Lakeview Action Coalition (LAC) is a non-profit, multi-issue community
organization. LAC is made up of 39 institutional members, including religious
congregations, non-profit agencies, banks, business associations, a credit union
and a senior citizens caucus. These diverse institutions are stakeholders in the
Chicago communities of Lakeview, Lincoln Park and North Center. LAC stands
for justice, solidarity, and diversity.
report outlines the results of three years of activity by community leaders
through LAC to build better relationships with the local police, to understand
the accountability system as it exists, and to document the experiences of youth
on the street. Meanwhile, the
experiences that youth on the streets have with the police have not improved.
The documentation collected shows that police continue to harass homeless
and lesbian, gay, bisexual, and transgender youth using racial slurs, making fun
of them because they are homeless, stopping and searching them constantly and
for no apparent reason, and on several occasions committing illegal acts like
planting drugs, stealing LINK cards and physically assaulting them.

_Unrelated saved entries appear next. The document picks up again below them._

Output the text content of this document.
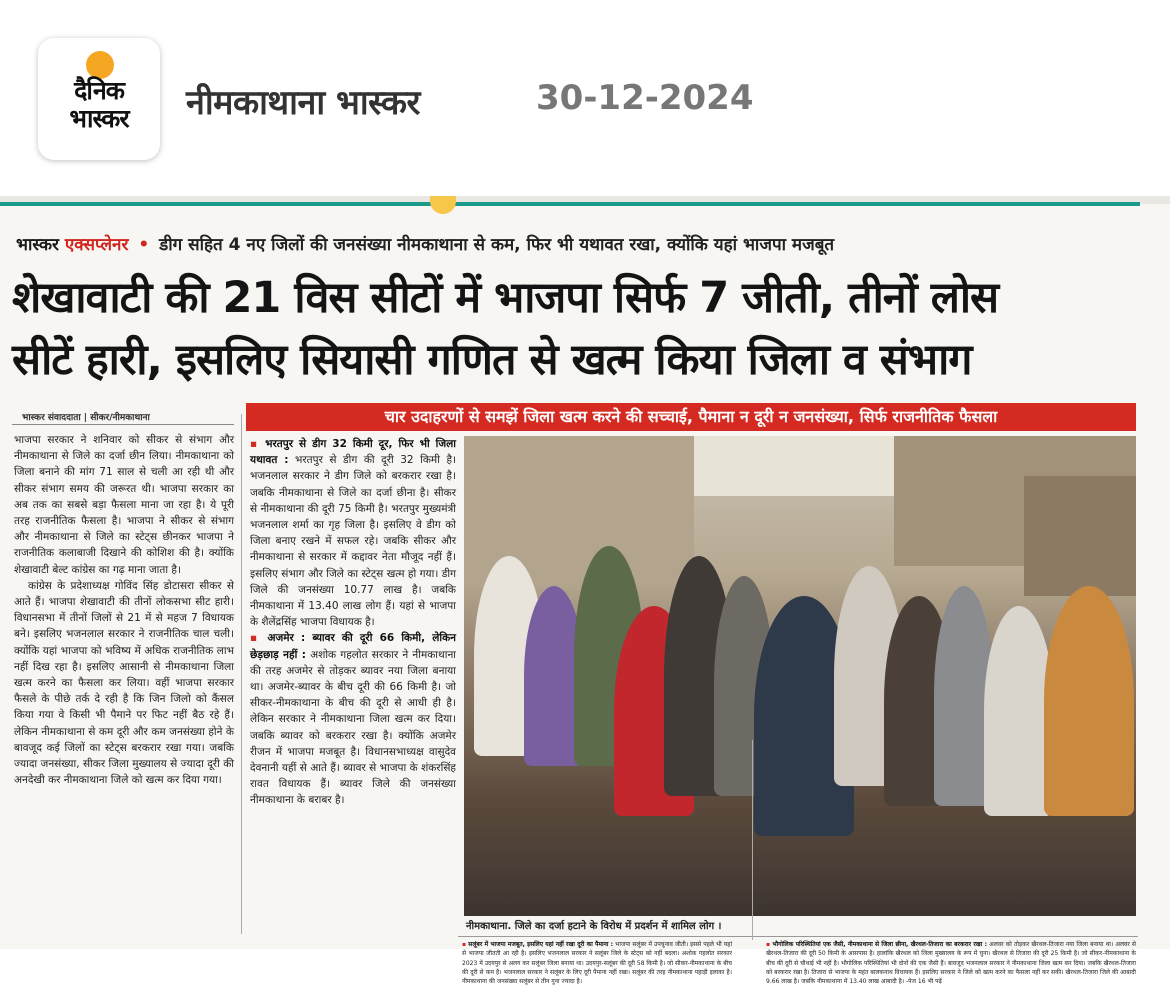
दैनिक
भास्कर	नीमकाथाना भास्कर	30-12-2024
भास्कर एक्सप्लेनर • डीग सहित 4 नए जिलों की जनसंख्या नीमकाथाना से कम, फिर भी यथावत रखा, क्योंकि यहां भाजपा मजबूत
शेखावाटी की 21 विस सीटों में भाजपा सिर्फ 7 जीती, तीनों लोस
सीटें हारी, इसलिए सियासी गणित से खत्म किया जिला व संभाग
भास्कर संवाददाता | सीकर/नीमकाथाना

भाजपा सरकार ने शनिवार को सीकर से संभाग और नीमकाथाना से जिले का दर्जा छीन लिया। नीमकाथाना को जिला बनाने की मांग 71 साल से चली आ रही थी और सीकर संभाग समय की जरूरत थी। भाजपा सरकार का अब तक का सबसे बड़ा फैसला माना जा रहा है। ये पूरी तरह राजनीतिक फैसला है। भाजपा ने सीकर से संभाग और नीमकाथाना से जिले का स्टेट्स छीनकर भाजपा ने राजनीतिक कलाबाजी दिखाने की कोशिश की है। क्योंकि शेखावाटी बेल्ट कांग्रेस का गढ़ माना जाता है।

कांग्रेस के प्रदेशाध्यक्ष गोविंद सिंह डोटासरा सीकर से आते हैं। भाजपा शेखावाटी की तीनों लोकसभा सीट हारी। विधानसभा में तीनों जिलों से 21 में से महज 7 विधायक बने। इसलिए भजनलाल सरकार ने राजनीतिक चाल चली। क्योंकि यहां भाजपा को भविष्य में अधिक राजनीतिक लाभ नहीं दिख रहा है। इसलिए आसानी से नीमकाथाना जिला खत्म करने का फैसला कर लिया। वहीं भाजपा सरकार फैसले के पीछे तर्क दे रही है कि जिन जिलो को कैंसल किया गया वे किसी भी पैमाने पर फिट नहीं बैठ रहे हैं। लेकिन नीमकाथाना से कम दूरी और कम जनसंख्या होने के बावजूद कई जिलों का स्टेट्स बरकरार रखा गया। जबकि ज्यादा जनसंख्या, सीकर जिला मुख्यालय से ज्यादा दूरी की अनदेखी कर नीमकाथाना जिले को खत्म कर दिया गया।

चार उदाहरणों से समझें जिला खत्म करने की सच्चाई, पैमाना न दूरी न जनसंख्या, सिर्फ राजनीतिक फैसला

▪ भरतपुर से डीग 32 किमी दूर, फिर भी जिला यथावत : भरतपुर से डीग की दूरी 32 किमी है। भजनलाल सरकार ने डीग जिले को बरकरार रखा है। जबकि नीमकाथाना से जिले का दर्जा छीना है। सीकर से नीमकाथाना की दूरी 75 किमी है। भरतपुर मुख्यमंत्री भजनलाल शर्मा का गृह जिला है। इसलिए वे डीग को जिला बनाए रखने में सफल रहे। जबकि सीकर और नीमकाथाना से सरकार में कद्दावर नेता मौजूद नहीं हैं। इसलिए संभाग और जिले का स्टेट्स खत्म हो गया। डीग जिले की जनसंख्या 10.77 लाख है। जबकि नीमकाथाना में 13.40 लाख लोग हैं। यहां से भाजपा के शैलेंद्रसिंह भाजपा विधायक है।

▪ अजमेर : ब्यावर की दूरी 66 किमी, लेकिन छेड़छाड़ नहीं : अशोक गहलोत सरकार ने नीमकाथाना की तरह अजमेर से तोड़कर ब्यावर नया जिला बनाया था। अजमेर-ब्यावर के बीच दूरी की 66 किमी है। जो सीकर-नीमकाथाना के बीच की दूरी से आधी ही है। लेकिन सरकार ने नीमकाथाना जिला खत्म कर दिया। जबकि ब्यावर को बरकरार रखा है। क्योंकि अजमेर रीजन में भाजपा मजबूत है। विधानसभाध्यक्ष वासुदेव देवनानी यहीं से आते हैं। ब्यावर से भाजपा के शंकरसिंह रावत विधायक हैं। ब्यावर जिले की जनसंख्या नीमकाथाना के बराबर है।

नीमकाथाना. जिले का दर्जा हटाने के विरोध में प्रदर्शन में शामिल लोग ।

▪ सलूंबर में भाजपा मजबूत, इसलिए यहां नहीं रखा दूरी का पैमाना : भाजपा सलूंबर में उपचुनाव जीती। इससे पहले भी यहां से भाजपा जीतती आ रही है। इसलिए भजनलाल सरकार ने सलूंबर जिले के स्टेट्स को नहीं बदला। अशोक गहलोत सरकार 2023 में उदयपुर से अलग कर सलूंबर जिला बनाया था। उदयपुर-सलूंबर की दूरी 58 किमी है। जो सीकर-नीमकाथाना के बीच की दूरी से कम है। भजनलाल सरकार ने सलूंबर के लिए दूरी पैमाना नहीं रखा। सलूंबर की तरह नीमकाथाना पहाड़ी इलाका है। नीमकाथाना की जनसंख्या सलूंबर से तीन गुना ज्यादा है।

▪ भौगोलिक परिस्थितियां एक जैसी, नीमकाथाना से जिला छीना, खैरथल-तिजारा का बरकरार रखा : अलवर को तोड़कर खैरथल-तिजारा नया जिला बनाया था। अलवर से खैरथल-तिजारा की दूरी 50 किमी के आसपास है। हालांकि खैरथल को जिला मुख्यालय के रूप में चुना। खैरथल से तिजारा की दूरी 25 किमी है। जो सीकर-नीमकाथाना के बीच की दूरी से चौथाई भी नहीं है। भौगोलिक परिस्थितियां भी दोनों की एक जैसी हैं। बावजूद भजनलाल सरकार ने नीमकाथाना जिला खत्म कर दिया। जबकि खैरथल-तिजारा को बरकरार रखा है। तिजारा से भाजपा के महंत बालकनाथ विधायक हैं। इसलिए सरकार ने जिले को खत्म करने का फैसला नहीं कर सकी। खैरथल-तिजारा जिले की आबादी 9.66 लाख है। जबकि नीमकाथाना में 13.40 लाख आबादी है। -पेज 16 भी पढ़ें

2-Background on the Homeless Youth Problem:
Youth Homelessness is a big problem that too few people know about!
Most homeless youth carefully manage their appearance
and belongings, and conduct themselves in such a way as to “blend in” and
not attract attention. Often people are shocked to hear the real truth about the
prevalence of youth homelessness. The average age of a homeless person in the
United States of America is 9 years old. Every year in Illinois, some 26,000
youth experience homelessness. As many as ten thousand Chicago youth find
themselves homeless every year, and half of those become chronically homeless.
There are only about 120 shelter beds in Chicagoland for all those youth (and
212 in total in the state of Illinois). Only one shelter accepts youth outside
conventional business hours, and it’s always full. All of these statistics on
youth homelessness are gathered from programs that serve youth, and so it’s
almost impossible to estimate how many youth experience homelessness, since most
homeless youth can’t find services and perhaps don’t even seek them.
Homeless Youth have no “home” or family to return to!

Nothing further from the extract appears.